Overwhelmed by generosity and kindness of others this week'
A week which happened to be quite an exhausting one for our purple princess, once again too unwell for Physiotherapy, our session a demonstration of how best to assist Pipers
breathing,
the last bout of seizures today finally came to an end around
5:00pm, taking one and a half hours to gain control of seizures that reoccurred every three minutes, needless to say
we had quite an exhausted little girl on our hands this afternoon, so terribly disappointed when we've experienced quite a number of highs over the past couple of days, I keep telling myself to stop singing Pipers praises each time something positive occurs,
it's almost certain to be followed by a set back!
Although pipers tone has diminished she seems to be upset by pain and frustration which sounds horrible although really is quite good, its wonderful that Piper is acknowledging this discomfort.
Her little hands twitch as she focuses on her toys, these little arms and hands want to reach! the ability gone!
Although determination still shines through!
Little moans say hey! I want that! and the little twitches
in her hands suggest Piper remembers how to get there.
As I move Piper's head up I can see a little smile, as I tell her she's clever, I see the excitement in her eyes, her little head wobbles and flops forward, there
is no control! hands hang by her side, legs flop over the sides of the stroller as her head hangs down.
Some days it seems all is against us, after sleepless nights, seizures, suction, repositioning, medicating, it
all seems so completely unfair, days just seem harder through tired eyes!
My heart shattered when pipers sister Willow said she hadnt anyone to play with, when I suggested she play with Piper something flew out of her mouth that
left me speechless... she can't play! she can't even talk! and you never play with me, you're always too busy looking after Piper! I have nobody! Nobody to play with me!

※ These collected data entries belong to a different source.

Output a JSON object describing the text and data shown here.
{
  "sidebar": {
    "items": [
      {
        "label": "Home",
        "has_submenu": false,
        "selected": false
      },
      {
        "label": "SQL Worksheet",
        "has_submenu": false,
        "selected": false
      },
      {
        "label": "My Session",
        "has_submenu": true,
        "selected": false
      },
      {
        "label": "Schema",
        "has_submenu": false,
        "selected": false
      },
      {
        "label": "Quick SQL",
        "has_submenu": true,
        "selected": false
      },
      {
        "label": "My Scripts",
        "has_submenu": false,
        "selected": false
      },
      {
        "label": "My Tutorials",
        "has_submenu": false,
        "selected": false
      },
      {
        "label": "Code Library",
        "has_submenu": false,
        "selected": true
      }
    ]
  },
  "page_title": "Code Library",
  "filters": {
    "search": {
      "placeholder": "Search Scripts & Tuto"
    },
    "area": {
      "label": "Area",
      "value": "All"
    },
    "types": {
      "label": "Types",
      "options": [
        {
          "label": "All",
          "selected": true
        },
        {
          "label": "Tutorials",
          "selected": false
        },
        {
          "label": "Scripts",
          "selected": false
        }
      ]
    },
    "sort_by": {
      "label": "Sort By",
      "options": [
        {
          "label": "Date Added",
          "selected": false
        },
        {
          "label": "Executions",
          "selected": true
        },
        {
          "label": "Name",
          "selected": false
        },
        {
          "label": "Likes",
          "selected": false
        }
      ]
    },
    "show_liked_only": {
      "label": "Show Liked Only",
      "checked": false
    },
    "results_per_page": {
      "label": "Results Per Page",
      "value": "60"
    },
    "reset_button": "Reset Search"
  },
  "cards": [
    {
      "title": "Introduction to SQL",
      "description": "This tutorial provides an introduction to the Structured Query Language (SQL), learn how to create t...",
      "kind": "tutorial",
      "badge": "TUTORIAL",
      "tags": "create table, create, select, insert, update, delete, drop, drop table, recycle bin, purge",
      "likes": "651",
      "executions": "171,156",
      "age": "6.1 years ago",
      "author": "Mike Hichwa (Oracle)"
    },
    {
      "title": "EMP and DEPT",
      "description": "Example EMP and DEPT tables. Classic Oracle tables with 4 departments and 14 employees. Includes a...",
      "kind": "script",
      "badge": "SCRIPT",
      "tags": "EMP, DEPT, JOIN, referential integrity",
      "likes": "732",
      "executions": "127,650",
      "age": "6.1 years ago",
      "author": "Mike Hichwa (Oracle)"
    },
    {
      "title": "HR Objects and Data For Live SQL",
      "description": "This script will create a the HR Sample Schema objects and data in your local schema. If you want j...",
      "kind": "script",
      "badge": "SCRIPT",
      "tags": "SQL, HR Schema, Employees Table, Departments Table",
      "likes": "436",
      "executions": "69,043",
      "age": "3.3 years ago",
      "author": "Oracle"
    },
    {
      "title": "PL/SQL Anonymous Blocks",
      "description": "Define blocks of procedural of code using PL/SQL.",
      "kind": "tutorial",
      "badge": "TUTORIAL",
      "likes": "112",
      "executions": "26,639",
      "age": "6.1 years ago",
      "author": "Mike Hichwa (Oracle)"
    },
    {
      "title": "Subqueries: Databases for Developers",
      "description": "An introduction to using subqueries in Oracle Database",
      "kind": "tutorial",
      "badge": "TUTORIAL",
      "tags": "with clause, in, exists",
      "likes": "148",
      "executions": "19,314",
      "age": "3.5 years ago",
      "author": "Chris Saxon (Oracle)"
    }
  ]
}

This day I felt my walls start to crumble.
Willow so adoring
of Piper and such a wonderful little helper, and I'm just so tired, I know I find myself snapping at little Willow, I know the worry of one child perhaps makes me assume the other is less reliant, I know I expect way too much from my beautiful little girl,
I know I'm missing out on so much with her.
I wish I had the energy.
Without a thought I spoke the words.. I can't do this anymore! Without realising it had even been said! without fully understanding where it came from or why!
Willow asked what can't you do anymore mummy? I felt shocked, did I really just say that? My heart aches, I'm not courageous, I'm scared! I'm scared My baby girl will continue this state of regression, I'm scared the next seizure will take her
further away, I'm scared there will be a night I will fail to hear her choking on secretions fail to see she is not breathing, I'm scared to take my eyes off her and I'm scared my big girl will grow up thinking mummy did not have time for
me.
And then there are days where the sun shines through...
People walk into our lives and remain in our hearts forever,
For those Days we are reminded
we are not in this alone.
We have an entire community behind us! we have our little girl at home, we have hope for a better tomorrow! and much to be thankful for.
The world is not against us it's
merely a lesson we are yet to learn!